The Advancing Informal STEM Learning (AISL) program seeks to advance new approaches to and evidence-based understanding of the design and development of STEM learning opportunities for the public in informal environments; provide multiple pathways for broadening access to and engagement in STEM learning experiences; advance innovative research on and assessment of STEM learning in informal environments; and engage the public of all ages in learning STEM in informal environments.
The AISL program supports six types of projects: (1) Pilots and Feasibility Studies, (2) Research in Service to Practice, (3) Innovations in Development, (4) Broad Implementation, (5) Literature Reviews, Syntheses, or Meta-Analyses, and (6) Conferences.
Project Summary – 1 page
Following NSF instructions – Each proposal must have a summary of the proposed project not more than one page in length. The Project Summary should be:
- Written in the third person, informative to other persons working in the same or related fields, and, insofar as possible, understandable to a scientifically or technically literate lay reader. It should not be an abstract of the proposal.
The Project Summary consists of three sections:
The first sentence must identify the AISL project type: Pilots and Feasibility Studies, Research in Service to Practice, Innovations in Development, Broad Implementation, or Conferences, Literature Reviews, Syntheses, or Meta-analyses, or Conferences.
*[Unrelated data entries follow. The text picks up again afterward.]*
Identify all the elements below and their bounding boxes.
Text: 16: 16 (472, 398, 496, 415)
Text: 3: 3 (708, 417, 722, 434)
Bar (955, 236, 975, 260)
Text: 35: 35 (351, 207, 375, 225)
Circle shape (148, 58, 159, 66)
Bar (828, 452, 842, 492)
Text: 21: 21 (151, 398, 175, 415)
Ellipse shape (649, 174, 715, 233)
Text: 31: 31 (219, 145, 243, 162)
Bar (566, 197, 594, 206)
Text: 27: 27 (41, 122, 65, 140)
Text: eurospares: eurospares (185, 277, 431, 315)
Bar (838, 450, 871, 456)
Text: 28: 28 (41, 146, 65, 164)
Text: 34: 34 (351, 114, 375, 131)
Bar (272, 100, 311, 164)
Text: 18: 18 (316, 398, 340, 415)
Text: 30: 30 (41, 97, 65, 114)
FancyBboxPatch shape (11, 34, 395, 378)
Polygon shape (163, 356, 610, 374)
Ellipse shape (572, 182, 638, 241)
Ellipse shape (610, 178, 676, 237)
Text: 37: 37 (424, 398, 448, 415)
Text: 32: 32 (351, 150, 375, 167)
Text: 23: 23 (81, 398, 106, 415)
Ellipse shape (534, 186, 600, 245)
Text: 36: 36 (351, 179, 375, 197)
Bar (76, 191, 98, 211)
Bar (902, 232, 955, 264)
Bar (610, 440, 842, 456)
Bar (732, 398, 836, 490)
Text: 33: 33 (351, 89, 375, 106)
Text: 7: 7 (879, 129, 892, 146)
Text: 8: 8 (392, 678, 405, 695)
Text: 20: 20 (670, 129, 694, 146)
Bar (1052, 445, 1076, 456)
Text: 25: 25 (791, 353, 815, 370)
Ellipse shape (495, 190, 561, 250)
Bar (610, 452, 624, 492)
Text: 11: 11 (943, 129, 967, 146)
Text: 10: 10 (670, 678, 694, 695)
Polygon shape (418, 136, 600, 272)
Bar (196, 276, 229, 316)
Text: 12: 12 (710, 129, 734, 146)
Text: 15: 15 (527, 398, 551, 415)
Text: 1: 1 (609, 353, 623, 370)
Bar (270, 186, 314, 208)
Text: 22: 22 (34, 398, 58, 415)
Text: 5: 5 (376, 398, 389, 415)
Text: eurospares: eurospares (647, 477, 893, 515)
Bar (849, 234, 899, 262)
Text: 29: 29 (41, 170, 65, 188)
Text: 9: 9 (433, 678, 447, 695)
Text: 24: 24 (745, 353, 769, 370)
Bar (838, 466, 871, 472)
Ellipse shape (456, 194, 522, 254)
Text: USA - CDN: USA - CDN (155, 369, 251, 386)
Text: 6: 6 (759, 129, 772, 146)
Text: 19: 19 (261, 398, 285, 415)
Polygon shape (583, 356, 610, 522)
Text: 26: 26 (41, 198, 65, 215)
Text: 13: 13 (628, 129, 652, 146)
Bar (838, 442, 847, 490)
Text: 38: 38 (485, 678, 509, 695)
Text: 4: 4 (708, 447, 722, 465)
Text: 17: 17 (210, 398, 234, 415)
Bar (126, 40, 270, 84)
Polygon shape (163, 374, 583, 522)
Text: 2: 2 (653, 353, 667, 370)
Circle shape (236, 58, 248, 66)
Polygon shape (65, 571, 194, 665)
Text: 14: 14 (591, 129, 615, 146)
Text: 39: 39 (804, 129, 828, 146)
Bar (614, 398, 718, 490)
For Literature Reviews, Syntheses, or Meta-analyses, indicate which kind is being proposed.
The Overview includes a description of the activity that will result if the proposal is funded and a statement of objectives and methods to be employed.
(2) Intellectual Merit: a statement on the intellectual merit of the proposed activity
The statement on intellectual merit should describe the potential of the proposed activity to advance knowledge building.
(3) Broader Impacts: a statement on the broader impacts of the proposed activity.
The statement on broader impacts should describe the potential of the proposed activity to benefit society and contribute to the achievement of specific, desired societal outcomes.
The AISL priorities (e.g., strategic impact, knowledge building, innovation, collaboration, infrastructure and capacity building, and broadening participation) may be a part of either Intellectual Merit, Broader Impacts, or both.